Greetings to all our Village plant enthusiasts. Welcome to this weeks’ “Weekly Plant of Interest”. We’ll be looking at a rather useful and aesthetically pleasing wild-flower recently spotted along isolated segments of the Spruit trail & Mallen Walk.
Gladiolus dalenii (African Gladiolus in English; Papegaai-gladiolus and khahla-e-kholo in Sesotho), is an indigenous species that rises to between 1m and 1.5 m tall. The Genus name Gladiolus (of which 14 species occur in the DMR) can be translated as “small sword” and refers to the appearance of its leaves. This easily-identifiable plant is found growing in grasslands and sometimes among scrub at altitudes of up to 2500 m A.S.L., and occurs from the Eastern Cape to Central Africa and even Western Arabia.
The leaves of G. dalenii are arranged in a loose fan formation, erect, approx. 20 mm wide, up to 320 mm long and grey-green in colour. The inflorescence may have support up to 7 flowers born on red-brown to green bracts. The flowers appear hooded and the colour is variable (although a red-fleshy orange colour is common). The flowers are considered “large” at 60 mm long by 30-40 mm wide, flowering from late Dec to early Feb. Uses:
The flowers are often visited by sunbirds (and insects)who are attracted to the flowers’ copious nectar. The sunbirds in turn provide an important pollination service to the plant.
The corms of this plant are harvested and eaten by the Sesotho. The dug-up corms (known by locals as itembu or “fruits of the Earth”) are protein rich and provide a valuable source of energy to those who eat of them. The flowers are also said to be edible (Raw or cooked. The anthers are removed and the flowers are added to salads or used as a boiled vegetable) and yield relatively large quantities of nectar. A recent study however has shown the corms and leaves to be mildly cytotoxic in certain instances.

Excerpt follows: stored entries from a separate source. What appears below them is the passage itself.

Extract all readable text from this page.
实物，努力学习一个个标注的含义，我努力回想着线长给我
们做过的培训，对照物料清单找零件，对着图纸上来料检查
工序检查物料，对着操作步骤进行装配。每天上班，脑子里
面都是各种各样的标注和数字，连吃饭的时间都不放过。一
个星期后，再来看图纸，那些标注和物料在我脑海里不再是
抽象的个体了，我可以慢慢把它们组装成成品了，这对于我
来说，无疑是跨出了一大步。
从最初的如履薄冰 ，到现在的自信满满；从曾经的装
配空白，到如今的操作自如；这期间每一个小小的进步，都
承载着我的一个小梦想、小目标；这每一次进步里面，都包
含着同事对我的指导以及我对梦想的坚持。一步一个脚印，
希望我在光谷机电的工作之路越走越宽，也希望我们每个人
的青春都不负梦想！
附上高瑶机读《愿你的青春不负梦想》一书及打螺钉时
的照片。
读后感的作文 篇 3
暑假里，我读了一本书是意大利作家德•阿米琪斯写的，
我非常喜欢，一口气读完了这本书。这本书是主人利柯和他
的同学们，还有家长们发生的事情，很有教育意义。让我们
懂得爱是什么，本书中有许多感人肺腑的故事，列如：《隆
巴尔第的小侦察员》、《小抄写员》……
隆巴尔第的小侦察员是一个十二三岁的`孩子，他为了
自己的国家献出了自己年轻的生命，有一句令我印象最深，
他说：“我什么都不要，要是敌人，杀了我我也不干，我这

Used in traditional medicines, placed in the medicine horn of traditional healers and also used as a lucky charm. It is rumoured to treat diarrhoea, chest ailments “caused by sorcery” and even sterility in women.
Cultivars of this plant are grown in gardens throughout S.A. and in many overseas countries. It a popular garden plant and is easily cut and transplanted. Some people have noted that the seeds are easily dispersed and may require careful tending to avoid garden contamination.
Other human use
The corms have been used as spinning tops by the Sesotho in children’s games.
According to SANBI, G. dalenii is classified as of Least Concern.